Understanding the complexities that virtually no one else does, embedded in the structures of CMBS loans, is the stock in trade of members of the Commercial Real Estate Finance Council, who on 24 July put out proposals to improve CMBS loans – the so-called CMBS 2.0.

To have expected a trade association to simplify its main product so that it evolves into something different would be expecting the proverbial turkeys to vote for Christmas.

So it shouldn’t be a surprise that though the working group’s chairman, Nassar Hussain, said at the launch that the new guidelines “promote simple structures, transparency and increased  confidence among investors”, there is not much sign of simplification.

Take just one confusing aspect, the array of parties with roles in managing CMBS deals: issuer, cash manager, servicer, note trustee, special servicer, operating adviser… Far from cutting them back, the guidelines add a new one, ‘forum co-ordinator’, albeit with a useful role previously lacking – monitoring who the investors are.

In that sense, it is not a radical document. But it is a very thorough and detailed examination of the many weaknesses exposed in past CMBS structures, such as poor information for investors about deals they invest in, arranger banks being paid ahead of investors when deals default, and controversy about who has – or should have – controlling party rights. There are many good ideas and on some issues the working party has reached clear conclusions about the changes needed.

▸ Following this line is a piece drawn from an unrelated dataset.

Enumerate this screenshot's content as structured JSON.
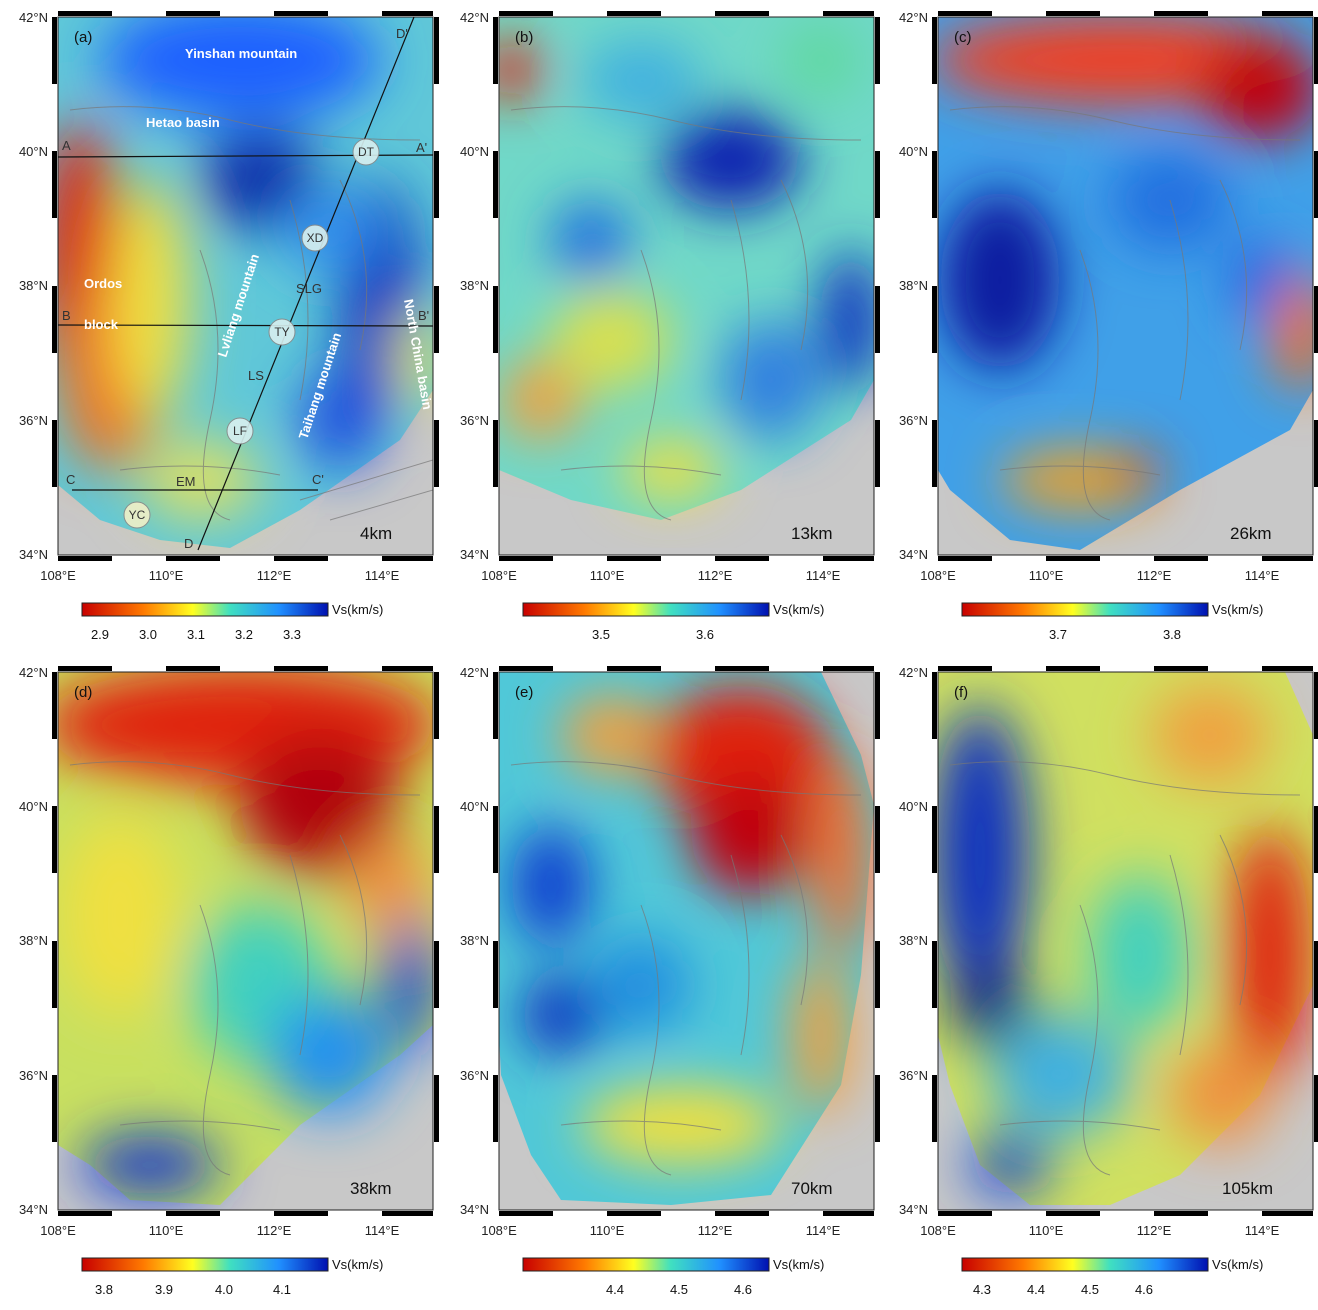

One is class X notes, the structure banks invented to capture the ‘excess spread’ (the interest from CMBS loans that exceeds the interest on CMBS notes). The notes appeared in many issues and ranked above all the other investors. The recommendation is that the way banks “extract revenue” should be disclosed and should stop after original maturity date or in default.

In other key areas it was tougher to balance competing interests – the guidelines acknowledge that full disclosure of loan and hedging documentation for investors requires the co-operation of borrowers, who were not much represented on the working group. The working group couldn’t reach consensus on what happens to controlling party rights on default, so sets out a range of options rather than a preferred option.

Unfortunately, the guidance can’t be put into practice where it would be most useful now; retrospectively, to deals in work-out. The recommended best practice is intended to help rebuild confidence in CMBS and the guidance should be incorporated in any new deals. On the prospects for the real estate capital markets opening up again, the panel that launched the document was realistic. As one said, a document like this is not the “magic bullet”.